I gave Herb the details, and finished with, “…and Hal looked, smelled, and acted like he had just finished smoking a joint!” By then, Herb was laughing so hard that he couldn’t get his breath.
“And as for Tammy,” I groaned, “if she had given us any more help, Harry and I would probably have been hanged!”
“Well…hah…I think being with Tammy…hah hah… is like one adventure after another.”
Herb had put his finger on the problem. I said, “Trouble surrounds Tammy like smoke surrounds an airplane crash, and I’m getting too old for all of this bullshit!”
Herb laughed even harder as he took a pill. “You’re growing up, Pete.”
Again Herb had put his finger on the issue.
And it’s about time!
“I don’t think any of this is very funny,” I said, sitting in a depressed funk.

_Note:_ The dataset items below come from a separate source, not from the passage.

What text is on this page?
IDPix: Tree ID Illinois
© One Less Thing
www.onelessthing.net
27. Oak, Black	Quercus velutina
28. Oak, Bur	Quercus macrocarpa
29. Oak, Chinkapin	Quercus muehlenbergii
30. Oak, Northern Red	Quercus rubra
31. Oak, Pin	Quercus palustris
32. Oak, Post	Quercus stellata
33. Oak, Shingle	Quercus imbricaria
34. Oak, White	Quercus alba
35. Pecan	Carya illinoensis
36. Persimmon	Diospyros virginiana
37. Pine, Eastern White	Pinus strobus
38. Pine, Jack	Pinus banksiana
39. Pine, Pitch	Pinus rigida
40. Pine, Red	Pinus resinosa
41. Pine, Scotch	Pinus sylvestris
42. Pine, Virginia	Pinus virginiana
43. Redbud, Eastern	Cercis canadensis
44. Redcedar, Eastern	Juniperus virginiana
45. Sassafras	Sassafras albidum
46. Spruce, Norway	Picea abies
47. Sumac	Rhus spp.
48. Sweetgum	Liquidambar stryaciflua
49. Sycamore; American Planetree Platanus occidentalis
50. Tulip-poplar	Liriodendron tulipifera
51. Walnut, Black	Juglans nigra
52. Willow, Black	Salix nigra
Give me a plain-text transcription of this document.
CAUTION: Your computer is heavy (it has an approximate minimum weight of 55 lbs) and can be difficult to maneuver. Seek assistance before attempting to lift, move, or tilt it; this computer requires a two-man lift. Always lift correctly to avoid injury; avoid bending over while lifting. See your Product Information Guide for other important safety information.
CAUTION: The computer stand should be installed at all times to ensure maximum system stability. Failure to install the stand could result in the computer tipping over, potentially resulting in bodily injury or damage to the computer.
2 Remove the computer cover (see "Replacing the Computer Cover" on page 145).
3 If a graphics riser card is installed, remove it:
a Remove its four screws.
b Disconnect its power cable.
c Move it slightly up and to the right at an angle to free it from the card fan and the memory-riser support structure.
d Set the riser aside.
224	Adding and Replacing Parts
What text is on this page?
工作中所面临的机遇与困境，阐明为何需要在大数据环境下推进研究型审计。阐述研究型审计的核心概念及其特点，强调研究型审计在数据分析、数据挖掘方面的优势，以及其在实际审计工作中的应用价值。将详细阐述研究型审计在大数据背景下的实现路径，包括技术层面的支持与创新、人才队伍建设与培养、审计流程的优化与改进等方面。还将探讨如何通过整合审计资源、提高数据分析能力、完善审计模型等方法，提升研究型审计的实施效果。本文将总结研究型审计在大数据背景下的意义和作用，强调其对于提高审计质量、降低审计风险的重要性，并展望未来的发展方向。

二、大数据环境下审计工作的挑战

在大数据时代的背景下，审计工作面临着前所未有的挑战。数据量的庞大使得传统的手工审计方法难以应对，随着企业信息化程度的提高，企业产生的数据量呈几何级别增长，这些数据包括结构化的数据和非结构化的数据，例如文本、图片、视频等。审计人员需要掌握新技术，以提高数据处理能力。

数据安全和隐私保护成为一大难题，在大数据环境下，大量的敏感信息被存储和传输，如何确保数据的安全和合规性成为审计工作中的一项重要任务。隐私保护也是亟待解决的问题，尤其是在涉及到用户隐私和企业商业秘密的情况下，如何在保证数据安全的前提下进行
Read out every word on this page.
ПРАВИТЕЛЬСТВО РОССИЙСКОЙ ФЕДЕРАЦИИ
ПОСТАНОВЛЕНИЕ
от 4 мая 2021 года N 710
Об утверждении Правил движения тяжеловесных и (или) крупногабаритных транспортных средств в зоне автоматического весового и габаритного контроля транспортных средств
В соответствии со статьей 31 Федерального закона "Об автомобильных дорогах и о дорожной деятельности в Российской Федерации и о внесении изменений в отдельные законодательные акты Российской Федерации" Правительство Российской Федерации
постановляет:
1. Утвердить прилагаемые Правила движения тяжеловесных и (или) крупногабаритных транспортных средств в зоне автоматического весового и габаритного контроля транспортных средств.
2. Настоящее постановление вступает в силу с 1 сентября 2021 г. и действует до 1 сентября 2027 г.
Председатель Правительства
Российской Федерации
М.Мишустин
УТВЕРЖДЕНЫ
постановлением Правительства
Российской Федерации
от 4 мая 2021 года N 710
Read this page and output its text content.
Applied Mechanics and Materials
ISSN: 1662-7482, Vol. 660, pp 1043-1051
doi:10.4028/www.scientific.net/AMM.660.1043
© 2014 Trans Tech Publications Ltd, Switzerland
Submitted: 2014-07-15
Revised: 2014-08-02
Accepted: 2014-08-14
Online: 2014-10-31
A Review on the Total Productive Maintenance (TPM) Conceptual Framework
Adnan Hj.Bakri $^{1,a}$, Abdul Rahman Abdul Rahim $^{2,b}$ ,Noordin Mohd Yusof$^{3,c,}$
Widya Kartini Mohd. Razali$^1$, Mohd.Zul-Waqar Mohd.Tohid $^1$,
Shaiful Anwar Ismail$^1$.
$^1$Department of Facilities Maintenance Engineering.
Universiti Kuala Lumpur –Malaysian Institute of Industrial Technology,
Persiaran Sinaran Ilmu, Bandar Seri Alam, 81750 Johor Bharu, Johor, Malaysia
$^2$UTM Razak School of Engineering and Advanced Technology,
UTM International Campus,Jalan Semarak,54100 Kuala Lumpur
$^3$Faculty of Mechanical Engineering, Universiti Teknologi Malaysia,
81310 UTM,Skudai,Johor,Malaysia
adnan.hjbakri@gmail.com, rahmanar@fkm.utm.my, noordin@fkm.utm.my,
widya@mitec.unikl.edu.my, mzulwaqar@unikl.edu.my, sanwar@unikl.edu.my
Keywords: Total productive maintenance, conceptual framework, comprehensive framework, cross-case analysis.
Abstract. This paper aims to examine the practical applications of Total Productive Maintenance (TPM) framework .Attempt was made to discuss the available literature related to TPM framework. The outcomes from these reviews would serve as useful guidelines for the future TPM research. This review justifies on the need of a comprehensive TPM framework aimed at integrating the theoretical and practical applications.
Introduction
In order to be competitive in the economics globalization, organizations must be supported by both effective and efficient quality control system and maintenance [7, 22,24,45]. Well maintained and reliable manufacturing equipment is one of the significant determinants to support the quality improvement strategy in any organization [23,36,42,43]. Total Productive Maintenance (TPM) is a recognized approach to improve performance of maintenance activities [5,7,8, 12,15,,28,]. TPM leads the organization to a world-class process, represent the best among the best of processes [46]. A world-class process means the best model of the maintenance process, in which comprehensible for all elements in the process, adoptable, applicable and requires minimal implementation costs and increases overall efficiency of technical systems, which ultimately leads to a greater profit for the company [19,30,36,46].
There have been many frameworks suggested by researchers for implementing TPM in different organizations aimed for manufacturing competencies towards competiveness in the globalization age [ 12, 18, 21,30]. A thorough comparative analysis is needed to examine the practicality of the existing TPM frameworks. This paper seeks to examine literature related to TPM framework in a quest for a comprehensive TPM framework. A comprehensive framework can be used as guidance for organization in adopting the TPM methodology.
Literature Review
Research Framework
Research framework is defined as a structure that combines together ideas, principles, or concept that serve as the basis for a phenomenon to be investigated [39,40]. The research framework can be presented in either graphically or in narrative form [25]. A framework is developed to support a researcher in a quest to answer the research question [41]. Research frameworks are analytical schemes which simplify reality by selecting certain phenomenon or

“Not now it isn’t… but it will be!” Herb had stopped laughing, but he was still enjoying himself. “And, as for your…should I say…argumentative manner with the judge, I remember when I was a doughboy during the big one. Are you ready for another World War I drinking story?
One of the guys was a know-it-all. He knew everything. All you had to do was ask him. We were occupying a small French town—we occupied a lot of them during the war—and some of the boys found this wine cellar in the ruins with most of the bottles intact. We hadn’t had anything stronger to drink than dirty trench water for months. The upshot was that the gendarmes apprehended us after we unloaded our rifles into the side of a water tank. The French judge fined us five francs, but the know-it-all argued that a French court had no jurisdiction over American servicemen. With that, the judge then raised the fine to fifteen Francs, and then to thirty after the know-it-all called him a frog.”
Herb looked up at me. “And I was the know-it-all.”
I chuckled a little. And now that we were both in a chipper mood—Herb more, me less—we went to work and covered Chapter 20—trinomials—in two hours, and I took a quick quiz.
“It looks like, had this been an actual quiz, your grade for the quarter so far would be either a C+ or a C…not bad for someone who was failing the class a few weeks ago. Not bad at all. And with only two weeks until finals, I think you’re going to make it.” Herb glanced at me. “But you don’t look happy.”
“No, I’m happy that I’m doing better…much better in algebra, but I’ve got to do something about Tammy, or she’s going to screw it up between Catherine and me…I know she will. I think she’s obsessed with me.”
“I suppose it’s because we’ve known each other since high school, and because I was so excited by the soap opera that her life turned into…I mean, will probably turn into. And on top of it, I sometimes act like a jerk around Catherine. I’m as much to blame as Tammy, maybe more so.”
Herb looked as if this was a problem that had no easy solution. “Okay, I don’t know much about these things because I got married to my childhood sweetheart, and we stayed happily married until her…” Herb’s voice caught. “…until she passed on two years ago. We were married for 55 years. You need to tell Tammy that it’s best that you two part, and I mean part as in not see each other anymore. Both of you will be happier in the long run. But you need to tell this to her very clearly. You owe it to her. You would owe it to anyone. And you need to treat Catherine like…” His voice caught.